I too wondered if it could go in a separate crate. However moving forward I'd guess that users are either going to be targeting selenium (which now includes CDP, at least in part) or chromedriver/geckodriver (both of which support CDP - I believe it's still experimental in geckodriver but officially supported).

As such users won't really care too much about whether they're using the original W3C commands or the CDP commands - they'll want both supported out-of-the-box. So I think it makes sense to add CDP support to fantoccini directly, and expand the scope to cover WebDriver + CDP.

Unfortunately CDP is not a W3C standard. It originated as a Chrome-specific thing (chromedriver was actually implemented on top of it). Puppeteer and Cypress use CDP directly. And now Selenium 4 uses it too, which means Firefox has had to implement it (I believe several Selenium devs are also Firefox devs).

It looks like the path forward after CDP will be called WebDriver BiDi: https://developer.chrome.com/blog/webdriver-bidi/
Just something to keep an eye on down the track. For now WebDriver + CDP is all there is.

Let's move discussion of xpath to a separate issue on the thirtyfour side

Just a quick update. Fyi only. No action needed.

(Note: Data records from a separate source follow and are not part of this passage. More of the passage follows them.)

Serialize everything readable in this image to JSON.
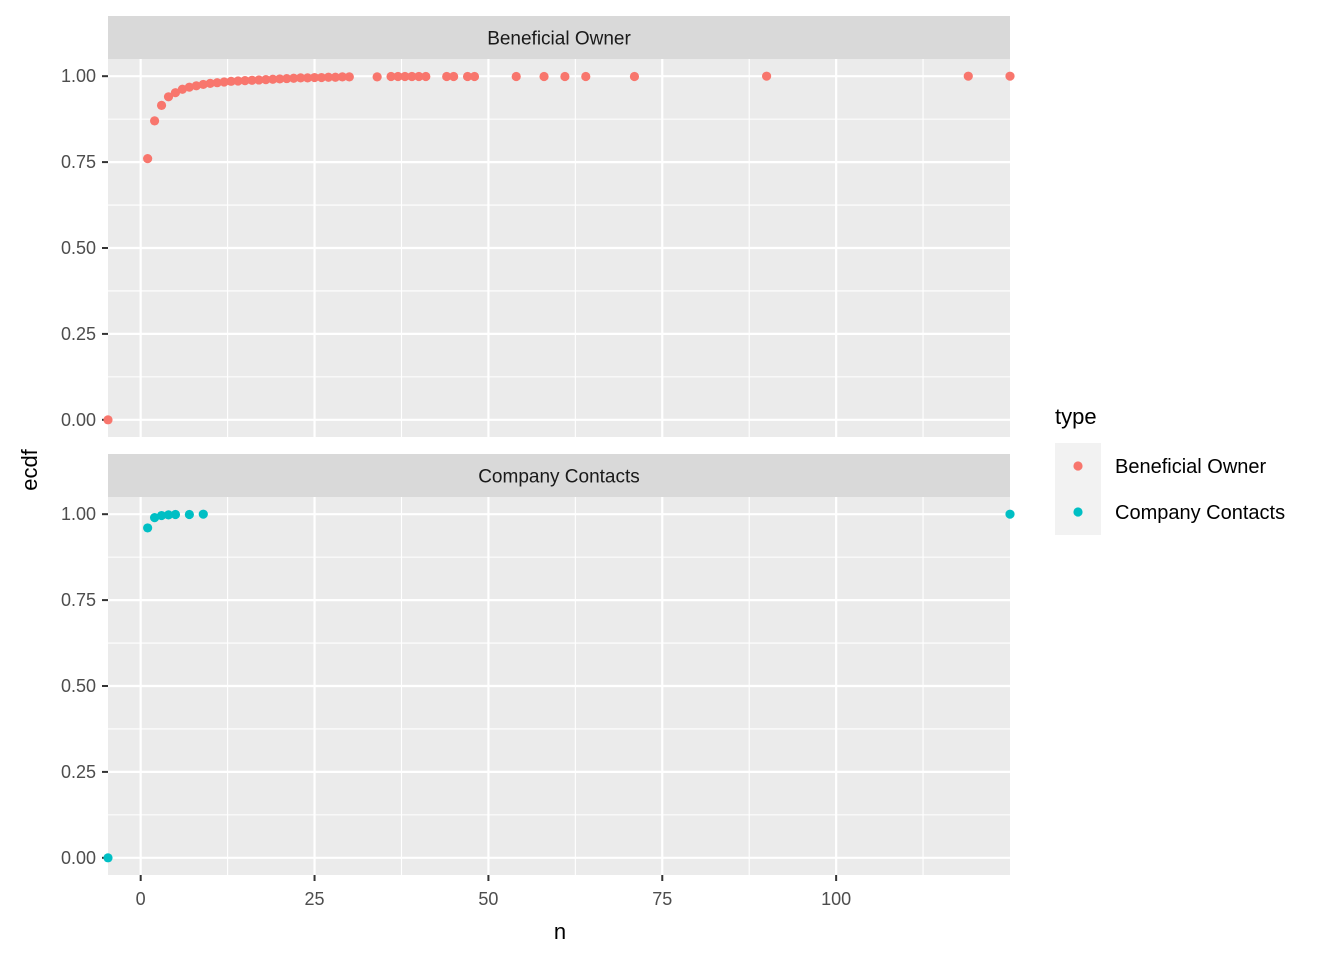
{
  "chart_data": {
    "type": "scatter",
    "xlabel": "n",
    "ylabel": "ecdf",
    "xlim": [
      -4.7,
      125
    ],
    "ylim": [
      -0.05,
      1.05
    ],
    "x_ticks": [
      0,
      25,
      50,
      75,
      100
    ],
    "y_ticks": [
      0,
      0.25,
      0.5,
      0.75,
      1.0
    ],
    "y_tick_labels": [
      "0.00",
      "0.25",
      "0.50",
      "0.75",
      "1.00"
    ],
    "grid": true,
    "facet_by": "type",
    "legend": {
      "title": "type",
      "position": "right",
      "entries": [
        {
          "label": "Beneficial Owner",
          "color": "#F8766D"
        },
        {
          "label": "Company Contacts",
          "color": "#00BFC4"
        }
      ]
    },
    "series": [
      {
        "name": "Beneficial Owner",
        "color": "#F8766D",
        "points": [
          [
            -4.7,
            0.0
          ],
          [
            1,
            0.76
          ],
          [
            2,
            0.87
          ],
          [
            3,
            0.915
          ],
          [
            4,
            0.94
          ],
          [
            5,
            0.952
          ],
          [
            6,
            0.962
          ],
          [
            7,
            0.968
          ],
          [
            8,
            0.972
          ],
          [
            9,
            0.976
          ],
          [
            10,
            0.979
          ],
          [
            11,
            0.981
          ],
          [
            12,
            0.983
          ],
          [
            13,
            0.985
          ],
          [
            14,
            0.986
          ],
          [
            15,
            0.987
          ],
          [
            16,
            0.988
          ],
          [
            17,
            0.989
          ],
          [
            18,
            0.99
          ],
          [
            19,
            0.991
          ],
          [
            20,
            0.992
          ],
          [
            21,
            0.993
          ],
          [
            22,
            0.994
          ],
          [
            23,
            0.995
          ],
          [
            24,
            0.995
          ],
          [
            25,
            0.996
          ],
          [
            26,
            0.996
          ],
          [
            27,
            0.997
          ],
          [
            28,
            0.997
          ],
          [
            29,
            0.998
          ],
          [
            30,
            0.998
          ],
          [
            34,
            0.998
          ],
          [
            36,
            0.999
          ],
          [
            37,
            0.999
          ],
          [
            38,
            0.999
          ],
          [
            39,
            0.999
          ],
          [
            40,
            0.999
          ],
          [
            41,
            0.999
          ],
          [
            44,
            0.999
          ],
          [
            45,
            0.999
          ],
          [
            47,
            0.999
          ],
          [
            48,
            0.999
          ],
          [
            54,
            0.999
          ],
          [
            58,
            0.999
          ],
          [
            61,
            0.999
          ],
          [
            64,
            0.999
          ],
          [
            71,
            0.999
          ],
          [
            90,
            1.0
          ],
          [
            119,
            1.0
          ],
          [
            125,
            1.0
          ]
        ]
      },
      {
        "name": "Company Contacts",
        "color": "#00BFC4",
        "points": [
          [
            -4.7,
            0.0
          ],
          [
            1,
            0.96
          ],
          [
            2,
            0.99
          ],
          [
            3,
            0.996
          ],
          [
            4,
            0.998
          ],
          [
            5,
            0.999
          ],
          [
            7,
            0.999
          ],
          [
            9,
            1.0
          ],
          [
            125,
            1.0
          ]
        ]
      }
    ]
  }
}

After a fair bit of hackery I've got (a branch of) thirtyfour in a place where it uses fantoccini underneath, but with lots of functionality missing. It's not as bad as it sounds. Mainly it's just missing wiring for a bunch of the WebDriverCommands.

I've also got a branch on my fantoccini fork that adds all of the missing commands in the enum, but I haven't yet added public methods to use them. It's probably in a good spot for a PR though.

Everything currently compiles, but with lots of unimplemented()! scattered around. However, it's enough to run some tests and it can at least start a session, find elements, type into them, and click, etc. A good first step I think.

Next step will be to add the public methods to fantoccini in order to allow all of the commands to be called.

This transition will be completed in thirtyfour v0.29.0, which will be released shortly after fantoccini v0.19.0 is released.

We're at 0.x anyway, so I just released 0.19.0! πŸŽ‰

thirtyfour v0.29.0 has been released. This issue can be closed πŸ˜„

FYI thirtyfour v0.30.x will introduce major API changes (mainly method renames) to bring everything more in line with fantoccini, such that using either one should feel almost identical. The existing method names are still there but marked as deprecated. This is in line with my goal to make thirtyfour feel like "fantoccini plus extensions". This also goes some way to supporting a v1.0 for both projects in future, once these apis are deemed "stable". That gets complicated now that the WebDriver spec is being updated but we'll see how we go.

Amazing, thanks for the update!

Actually, @stevepryde, maybe it'd be a good idea to add a mention of thirtyfour to the fantoccini README?

That would be cool but it's up to you. I'd also like to add more of a description on the thirtyfour README for how the two crates interact. At some point I'd like to try implementing all the thirtyfour features as traits to extend fantoccini types. That would be pretty cool I think. I like the idea of using fantoccini then importing traits from thirtyfour for any extra bits someone wants to use.